Was ist problematisch an Briefkastenfirmen?
Briefkastenfirmen existieren nur auf dem Papier und haben am Sitz der Gesellschaft in der Regel keine Geschäftsräume oder Personal. Sie verfügen – wie der Name schon sagt – nur über einen Briefkasten und Kontonummern. Gegründet werden sie mit Hilfe von Beratungsfirmen und Anwälten zumeist in Steueroasen wie Panama, Dubai, Singapur oder den Kaimaninseln in der Karibik.
Häufig sind die Briefkastenfirmen Bestandteil unübersichtlicher Firmennetzwerke. Das alles ist nicht verboten. Strafbar wird es erst dann, wenn durch die Briefkastenfirmen Gewinne oder Vermögen vor den Finanzbehörden versteckt werden sollen, um insbesondere im Heimatland Steuern zu sparen. Genau das ist aber in der Regel die Hauptmotivation für die sogenannten Offshore-Geschäfte.
Welche Personen stehen nun in der Kritik?
In den Daten tauchen die Namen von 330 Politikern aus 91 Ländern auf. Darunter befinden sich 35 amtierende und ehemalige Staats- und Regierungschefs wie der tschechische Ministerpräsident Andrej Babiš, der ukrainische Präsident Wolodymyr Selenskyj, Zyperns Präsident Nikos Anastasiadis, der russische Machthaber Wladimir Putin, Jordaniens König Abdullah II. sowie Kenias Staatschef Uhuru Kenyatta.
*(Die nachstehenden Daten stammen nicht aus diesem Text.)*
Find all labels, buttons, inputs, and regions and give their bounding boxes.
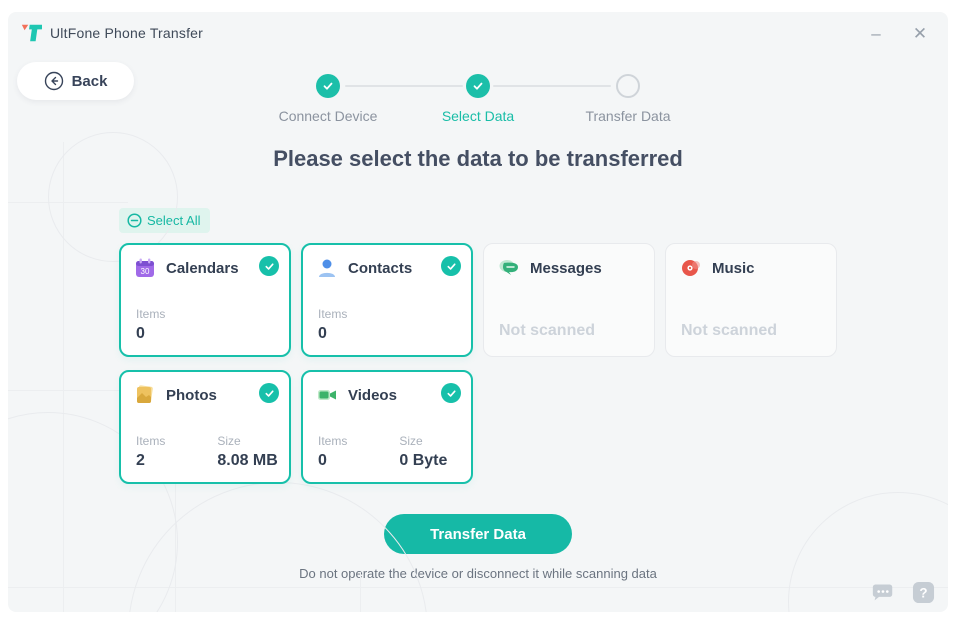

Auch der frühere britische Premierminister Tony Blair sowie dessen Ehefrau Cherie tauchen in den Papieren auf. Sie sollen eine Büroimmobilie in London im Jahr 2017 für 6,45 Millionen Pfund nicht direkt, sondern über eine Firmenhülle auf den Britischen Jungferninseln erworben und damit rund 300.000 Pfund Grundsteuer gespart haben, wie die BBC berichtet. Illegal ist das zwar offenbar nicht gewesen, allerdings stellt sich die Frage nach der Glaubwürdigkeit Blairs, der sich in der Vergangenheit immer wieder kritisch über Steuerschlupflöcher geäußert hatte.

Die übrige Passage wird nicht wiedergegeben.